Why Early Modern History Matters: Tracking the Terminology of "Difference" in Past Lives and Present Perspectives
Heather Ferguson is an associate professor of Ottoman and Middle Eastern History at Claremont McKenna College. She received an M.A. in Middle Eastern Studies from the University of Texas-Austin and a Ph.D. from the University of California-Berkeley.
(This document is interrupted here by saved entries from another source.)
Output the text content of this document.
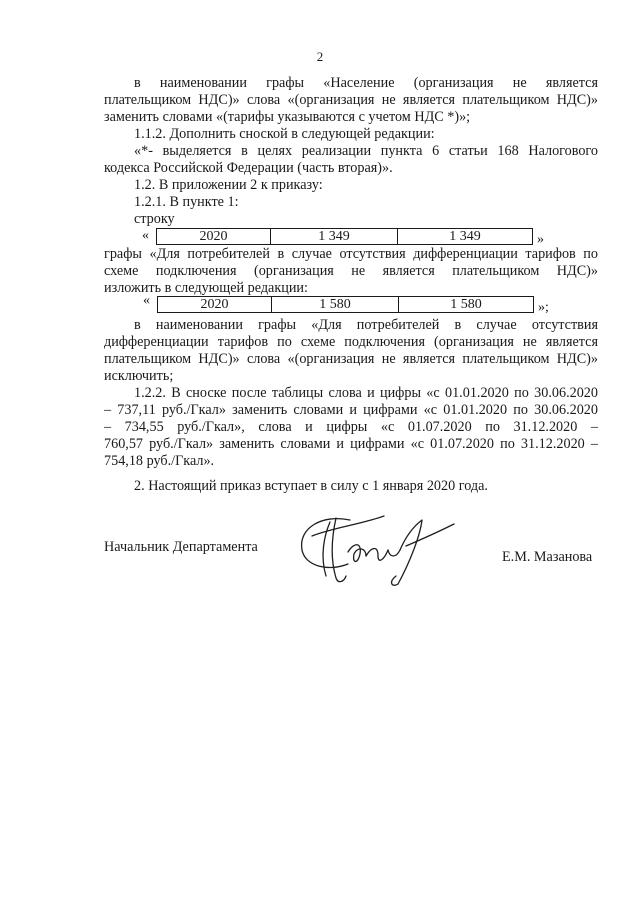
2
в наименовании графы «Население (организация не является
плательщиком НДС)» слова «(организация не является плательщиком НДС)»
заменить словами «(тарифы указываются с учетом НДС *)»;
1.1.2. Дополнить сноской в следующей редакции:
«*- выделяется в целях реализации пункта 6 статьи 168 Налогового
кодекса Российской Федерации (часть вторая)».
1.2. В приложении 2 к приказу:
1.2.1. В пункте 1:
строку
«	2020	1 349	1 349	»
графы «Для потребителей в случае отсутствия дифференциации тарифов по
схеме подключения (организация не является плательщиком НДС)»
изложить в следующей редакции:
«	2020	1 580	1 580	»;
в наименовании графы «Для потребителей в случае отсутствия
дифференциации тарифов по схеме подключения (организация не является
плательщиком НДС)» слова «(организация не является плательщиком НДС)»
исключить;
1.2.2. В сноске после таблицы слова и цифры «с 01.01.2020 по 30.06.2020
– 737,11 руб./Гкал» заменить словами и цифрами «с 01.01.2020 по 30.06.2020
– 734,55 руб./Гкал», слова и цифры «с 01.07.2020 по 31.12.2020 –
760,57 руб./Гкал» заменить словами и цифрами «с 01.07.2020 по 31.12.2020 –
754,18 руб./Гкал».
2. Настоящий приказ вступает в силу с 1 января 2020 года.
Начальник Департамента
Е.М. Мазанова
She joined the faculty at CMC in 2011 after completing a two-year postdoctoral position at Stanford University with the Abbasi Program in Islamic Studies and History Departments.
Ferguson is an American Council of Learned Societies Fellow, 2014-2015, for her book project entitled The Proper Order of Things: Language, Power and Law in Ottoman Administrative Discourses published by Stanford University Press in June 2018. Currently she is working on a second monograph that explores Sovereign Valedictions: “Last Acts” in Ottoman and Habsburg Courts supported by an NEH Summer Research Stipend. Her research focuses broadly on comparative early modern empires, documentary genres and discourses of power, linkages between archives and state governance, as well as on legal and urban transformations around the Mediterranean. She serves as editor of the Review of Middle East Studies, associate editor for the International Journal of Islamic Architecture and was an inaugural member of the Claremont Faculty Leadership Program.